The laughter didn’t stop once the cameras started rolling. Respected and admired for the first time within her profession, Natalya relaxed. She had nothing to prove. Instead, she forgot herself, forgot about Claude, genuinely forgot about her faceless, fearsome father, and she became the mysterious beauty of the campaign. She took on a whole different persona and for a few hours she was transported to the better world she’d always dreamed of.
‘OK, Natalya,’ directed the photographer, ‘your man is back home afte
r three months away. You’re newlyweds and you’re totally in love. You see him at the other end of the beach. Show me how much you want him.’ He kept clicking away as Natalya bounded, smiling, across the shore. ‘Oh yeah. Baby, you’re gorgeous!’ he shouted. ‘Oh you’re beautiful, that’s it, give me another turn.’
Natalya threw herself into character. As she worked her way through the dozens of scenarios the photographer called out, she was struck with little flashes of inspiration. ‘Why don’t I stand this way,’ she suggested, ‘so that the cut of the dress appears even more asymmetric?’ And then later, ‘If I look down this way then you can catch the shimmer of gold on my eyelid, which is the exact same gold of the dress.’
As the winter sun faded from the sky, the shoot started to get more intense. ‘Now that it’s getting dark,’ said the photographer, ‘I want to really sum up the essence of Blue Whisper. Give me your natural, sensual side. Oh yeah. Oh yeah, Natalya, you’re so fine! That’s it, now look at me, keep moving!’
Natalya threw herself on the ground, rolling in the sand as she gazed straight up at the camera, an expression of pure bliss on her face. Nobody spoke.
‘That’s it,’ said the photographer. ‘That’s the money shot. That’s gonna set a million women’s hearts alight.’
They didn’t wrap up until 10 p.m., after which everybody enjoyed a light fresh fish and salad dinner, huddled together at their cosy beach-house hotel.
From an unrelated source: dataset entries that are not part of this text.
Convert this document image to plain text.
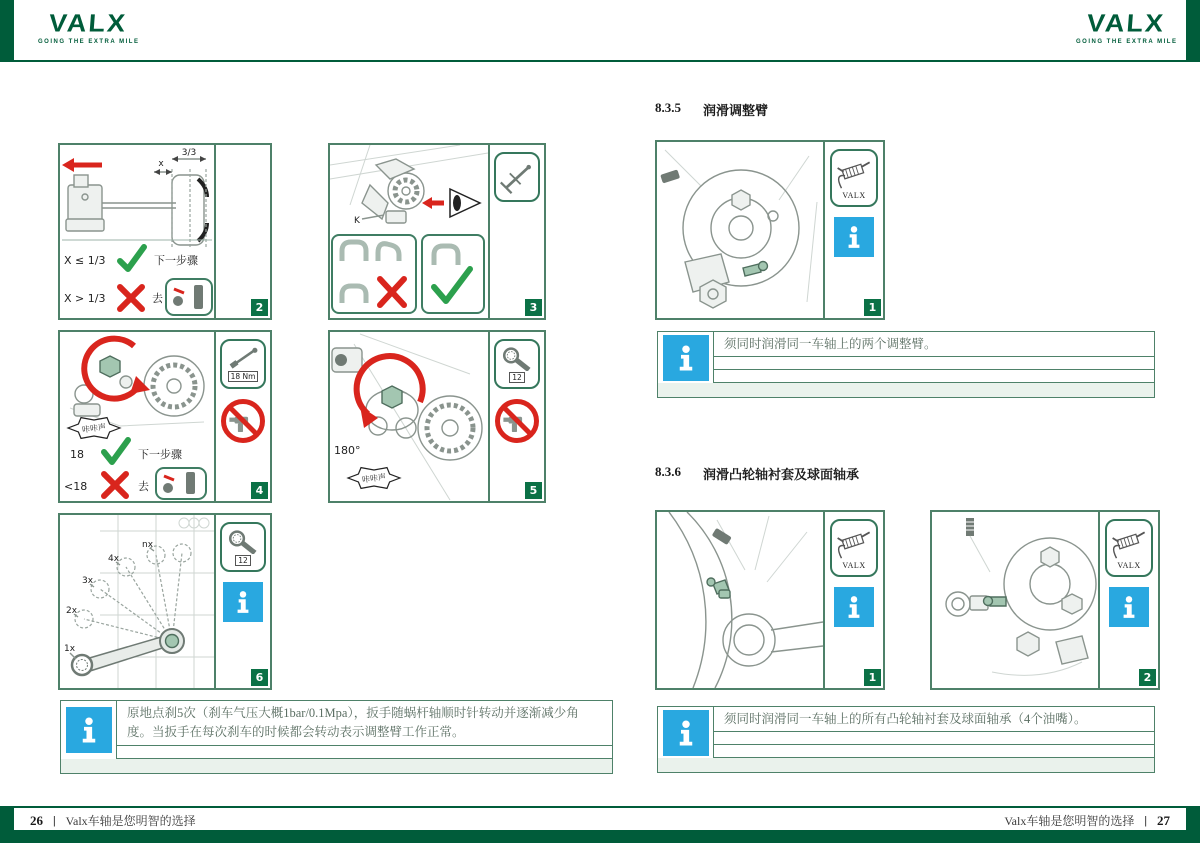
VALX
GOING THE EXTRA MILE
VALX
GOING THE EXTRA MILE
3/3
x
X ≤ 1/3	下一步骤
X > 1/3	去
2
K
3
咔咔声
18	下一步骤
<18	去
18 Nm
4
180°
咔咔声
12
5
1x
2x
3x
4x
nx
12
6
原地点刹5次（刹车气压大概1bar/0.1Mpa），扳手随蜗杆轴顺时针转动并逐渐减少角度。当扳手在每次刹车的时候都会转动表示调整臂工作正常。
8.3.5	润滑调整臂
VALX
1
须同时润滑同一车轴上的两个调整臂。
8.3.6	润滑凸轮轴衬套及球面轴承
VALX
1
VALX
2
须同时润滑同一车轴上的所有凸轮轴衬套及球面轴承（4个油嘴）。
26 | Valx车轴是您明智的选择	Valx车轴是您明智的选择 | 27
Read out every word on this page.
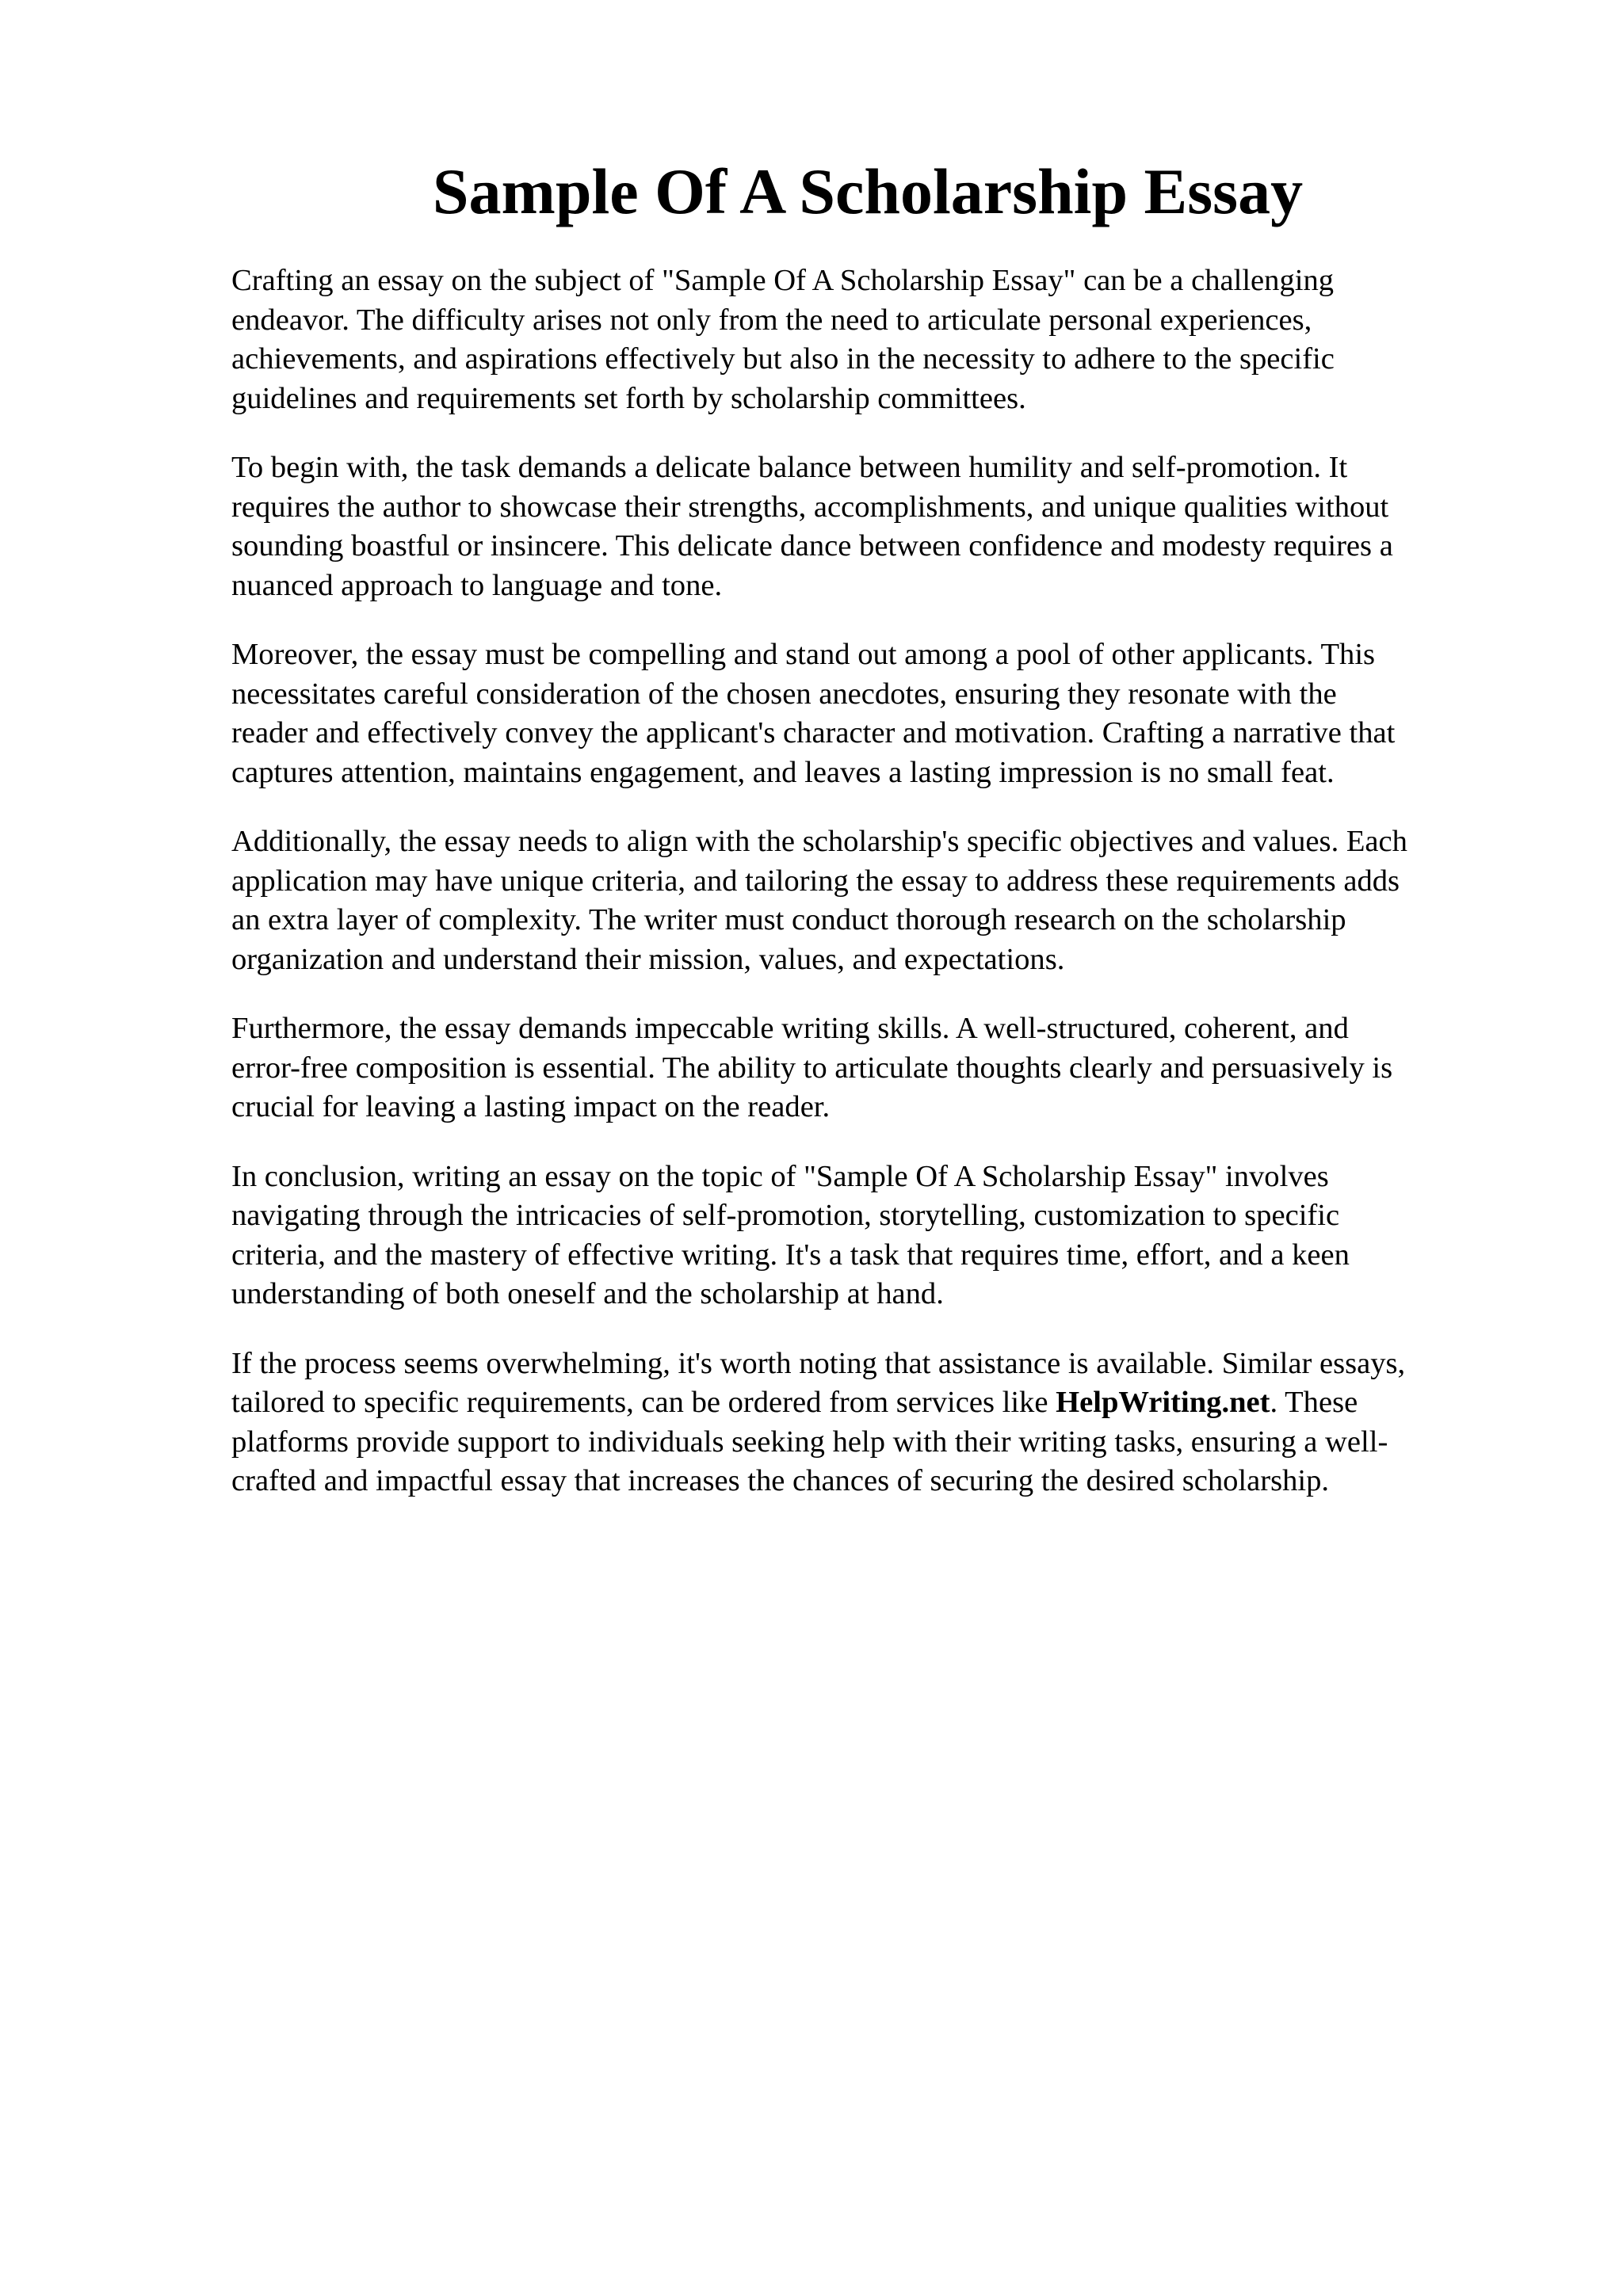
Sample Of A Scholarship Essay

Crafting an essay on the subject of "Sample Of A Scholarship Essay" can be a challenging
endeavor. The difficulty arises not only from the need to articulate personal experiences,
achievements, and aspirations effectively but also in the necessity to adhere to the specific
guidelines and requirements set forth by scholarship committees.

To begin with, the task demands a delicate balance between humility and self-promotion. It
requires the author to showcase their strengths, accomplishments, and unique qualities without
sounding boastful or insincere. This delicate dance between confidence and modesty requires a
nuanced approach to language and tone.

Moreover, the essay must be compelling and stand out among a pool of other applicants. This
necessitates careful consideration of the chosen anecdotes, ensuring they resonate with the
reader and effectively convey the applicant's character and motivation. Crafting a narrative that
captures attention, maintains engagement, and leaves a lasting impression is no small feat.

Additionally, the essay needs to align with the scholarship's specific objectives and values. Each
application may have unique criteria, and tailoring the essay to address these requirements adds
an extra layer of complexity. The writer must conduct thorough research on the scholarship
organization and understand their mission, values, and expectations.

Furthermore, the essay demands impeccable writing skills. A well-structured, coherent, and
error-free composition is essential. The ability to articulate thoughts clearly and persuasively is
crucial for leaving a lasting impact on the reader.

In conclusion, writing an essay on the topic of "Sample Of A Scholarship Essay" involves
navigating through the intricacies of self-promotion, storytelling, customization to specific
criteria, and the mastery of effective writing. It's a task that requires time, effort, and a keen
understanding of both oneself and the scholarship at hand.

If the process seems overwhelming, it's worth noting that assistance is available. Similar essays,
tailored to specific requirements, can be ordered from services like HelpWriting.net. These
platforms provide support to individuals seeking help with their writing tasks, ensuring a well-
crafted and impactful essay that increases the chances of securing the desired scholarship.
The next day the gaiety started all over again at 9 a.m. and after two hours of hair and make-up the photographer began, once again, to capture the splendour of the models and their surroundings. It was a shorter day of mainly group shots this time. The three girls pretended they were old friends – who just happened to be exceptionally good-looking – strolling along the golden sandy beach. They laughed and gossiped and fooled around, playing tricks on each other, doing cartwheels and giving each other piggybacks. The scenarios were contrived but the rapport between the girls and the wider team was genuine. As the final stunning shots were achieved, Natalya felt a wave of bittersweet happiness.